La maison d’Ali est en travaux, le salon est encombré de matériaux de construction de côté un épais tapis (on se déchausse) Ali apporte un petit butagaz, une théière et deux verres. Sur la table, une coupelle d’huile d’argan, des olives, du pain. La cérémonie du thé est une obligation dans le désert. Je m’y prête avec joie.

La balade continue dans la montagne sur la route jusqu’à un petit col d’où l’on voit toutes les plages de Mirleft. Les crêtes s’étagent vers Goulmine. Nous rencontrons un berger et son troupeau de chèvres, entendons les bergères qui rentrent les moutons. Un petit écureuil fait le gué , debout sur une pierre. Les villages sont dispersés de loin en loin, on en compte une dizaine. Certains en pisé se confondent avec la terre des collines. D’autres colorés avec des maisons beige, rouge foncé ou blanches. Ils ont de jolies mosquées blanches ou rouges. Les champs sont impeccablement labourés « pour la farine ». On attend la pluie qui ne vient pas. Pas de mécanisation, on laboure avec l’âne. Les ânes attendent tranquillement derrière les maisons, entravés, deux pattes attachées par une corde.

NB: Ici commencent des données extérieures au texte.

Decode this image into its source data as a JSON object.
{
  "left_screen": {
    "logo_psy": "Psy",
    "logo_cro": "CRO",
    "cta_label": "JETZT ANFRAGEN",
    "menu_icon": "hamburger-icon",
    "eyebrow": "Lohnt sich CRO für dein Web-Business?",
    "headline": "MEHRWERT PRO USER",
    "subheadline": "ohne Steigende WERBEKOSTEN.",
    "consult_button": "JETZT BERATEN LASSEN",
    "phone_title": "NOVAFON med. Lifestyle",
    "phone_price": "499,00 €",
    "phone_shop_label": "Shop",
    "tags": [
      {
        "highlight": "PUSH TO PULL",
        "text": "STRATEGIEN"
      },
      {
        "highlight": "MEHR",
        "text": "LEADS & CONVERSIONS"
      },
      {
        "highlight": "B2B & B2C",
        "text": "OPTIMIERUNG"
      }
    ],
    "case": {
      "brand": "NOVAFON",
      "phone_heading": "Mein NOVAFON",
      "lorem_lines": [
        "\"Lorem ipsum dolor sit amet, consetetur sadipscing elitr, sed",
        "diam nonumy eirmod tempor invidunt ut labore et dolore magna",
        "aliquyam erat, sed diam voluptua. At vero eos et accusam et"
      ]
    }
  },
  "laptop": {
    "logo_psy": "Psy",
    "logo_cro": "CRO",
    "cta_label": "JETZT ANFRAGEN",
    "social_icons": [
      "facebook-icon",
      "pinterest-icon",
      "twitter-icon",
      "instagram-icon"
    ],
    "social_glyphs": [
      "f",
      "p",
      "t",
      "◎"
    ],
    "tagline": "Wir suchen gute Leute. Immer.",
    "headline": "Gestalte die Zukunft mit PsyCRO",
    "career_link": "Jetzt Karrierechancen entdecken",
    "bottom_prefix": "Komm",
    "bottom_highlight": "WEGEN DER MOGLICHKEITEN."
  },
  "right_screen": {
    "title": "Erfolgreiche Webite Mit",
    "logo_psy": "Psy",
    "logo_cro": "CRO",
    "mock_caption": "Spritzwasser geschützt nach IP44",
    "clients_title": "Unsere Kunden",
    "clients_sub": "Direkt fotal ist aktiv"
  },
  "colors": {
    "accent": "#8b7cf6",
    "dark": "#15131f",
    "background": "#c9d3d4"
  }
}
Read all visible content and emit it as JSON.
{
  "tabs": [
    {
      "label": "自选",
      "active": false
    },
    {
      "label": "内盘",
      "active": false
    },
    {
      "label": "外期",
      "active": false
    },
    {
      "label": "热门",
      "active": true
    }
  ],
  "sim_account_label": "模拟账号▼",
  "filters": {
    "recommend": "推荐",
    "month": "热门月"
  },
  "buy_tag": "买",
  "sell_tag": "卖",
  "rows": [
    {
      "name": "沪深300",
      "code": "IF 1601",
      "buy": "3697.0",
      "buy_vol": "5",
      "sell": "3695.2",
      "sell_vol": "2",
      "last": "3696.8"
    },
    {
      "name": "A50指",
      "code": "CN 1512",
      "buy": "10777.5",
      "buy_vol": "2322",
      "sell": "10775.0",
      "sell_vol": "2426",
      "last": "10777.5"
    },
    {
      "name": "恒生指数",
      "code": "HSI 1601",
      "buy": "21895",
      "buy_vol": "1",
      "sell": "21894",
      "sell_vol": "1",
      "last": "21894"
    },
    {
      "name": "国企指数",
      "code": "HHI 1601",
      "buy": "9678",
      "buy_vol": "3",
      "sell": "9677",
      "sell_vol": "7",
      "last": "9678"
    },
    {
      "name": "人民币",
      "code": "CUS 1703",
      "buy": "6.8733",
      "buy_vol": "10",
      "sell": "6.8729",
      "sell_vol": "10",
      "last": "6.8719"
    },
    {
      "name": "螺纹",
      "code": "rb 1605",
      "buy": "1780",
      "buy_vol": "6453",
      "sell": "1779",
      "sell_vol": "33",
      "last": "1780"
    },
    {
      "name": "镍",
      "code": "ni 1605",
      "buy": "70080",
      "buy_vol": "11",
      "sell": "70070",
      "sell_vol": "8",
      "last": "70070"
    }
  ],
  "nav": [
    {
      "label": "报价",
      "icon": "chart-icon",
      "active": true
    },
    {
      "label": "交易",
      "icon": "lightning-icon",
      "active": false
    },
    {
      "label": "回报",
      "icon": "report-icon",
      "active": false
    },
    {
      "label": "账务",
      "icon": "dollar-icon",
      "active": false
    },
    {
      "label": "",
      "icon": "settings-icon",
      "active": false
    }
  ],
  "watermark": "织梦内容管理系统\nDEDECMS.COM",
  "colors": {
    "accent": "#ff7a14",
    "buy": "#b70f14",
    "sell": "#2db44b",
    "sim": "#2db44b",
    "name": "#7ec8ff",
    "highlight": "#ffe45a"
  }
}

13 h nous retournons chez Ali. Le tagine est prêt. Son frère l’a cuisiné avec de grosses tranches de navets, des pommes de terre, une courgette, une aubergine, des carottes et des olives. Le poulet est excellent, tendre et charnu. Ali mange avec ses doigts, il utilise un morceau de pain replié comme une pince. Il m’a servie dans une assiette à part avec une cuiller ; je suis perplexe. Il m’a servie copieusement tandis qu’il chipote de tout petits morceaux. Dois-je terminer ma part et faire honneur à ce plat délicieux ou seulement y goûter ? les légumes sont fondants, pas gras du tout. Ali veut me resservir ; non ! c’est trop je ne pourrai plus marcher.

Le circuit du retour s’éloigne de Mirleft pour rejoindre le lit de l’oued dans le creux du vallon. Un village est précédé d’une luxuriante palmeraie. L’oued est à sec mais le lit du fleuve doit garder la nappe.

L’école est entourée d’un mur blanc avec une fresque. Les enfants étudient par roulement, certains tôt le matin, les autres plus tard. Dans cette petite école, il y a six classes. Combien d’instituteurs ?

Nous marchons dans le lit de la rivière dans les pas des moutons et des chèvres qui ont piétiné pour tracer de véritables sentiers. Chemin à l’ombre, très agréable.

15h30, nous sommes de retour à la Poste. Mirleft a un centre prospère : les boutiques sont sous des arcades bleues et blanches. Elles sont bien achalandées. Fruits et légumes sont appétissants : oranges, clémentines, légumes variés. J’achète même une barquette de framboise fruits de serre énormes mais très parfumés qui ont très peu voyagé. Massa est à une cinquantaine de km et pas au frigo !

Une bonne surprise nous attend à l’hôtel : le propriétaire et sa femme – médecin en ville – elle insiste,  ce n’est pas la patronne, nous proposent de rester encore deux jours alors que la réservation était bloquée et que nous devons déménager. En haute saison, ils ne proposent pas de chambre sur Booking, préférant les louer eux-mêmes. Nous pensions qu’ils étaient complets et nous avons réservé sur la route d’Aglou dans une résidence. Nous n’avons aps du tout envie de quitter Aftas Trip d’autant plus qu’ils offrent de nous surclasser dans un studio avec un balcon face à l’océan souligné par des bougainvilléeds rouge et orange. Depuis notre arrivée Dominique rêvait de ce balcon. La chambre est aussi plus jolie, dans des teintes oranges, murs ocres, grand tapis orange, canapé gris. Très jolie table hexagonale ajourée et peinte. Sur le balcon, une petite table ronde en céramique bleue une grosse poterie avec des plantes grasses encore une euphorbe, cactus graphique.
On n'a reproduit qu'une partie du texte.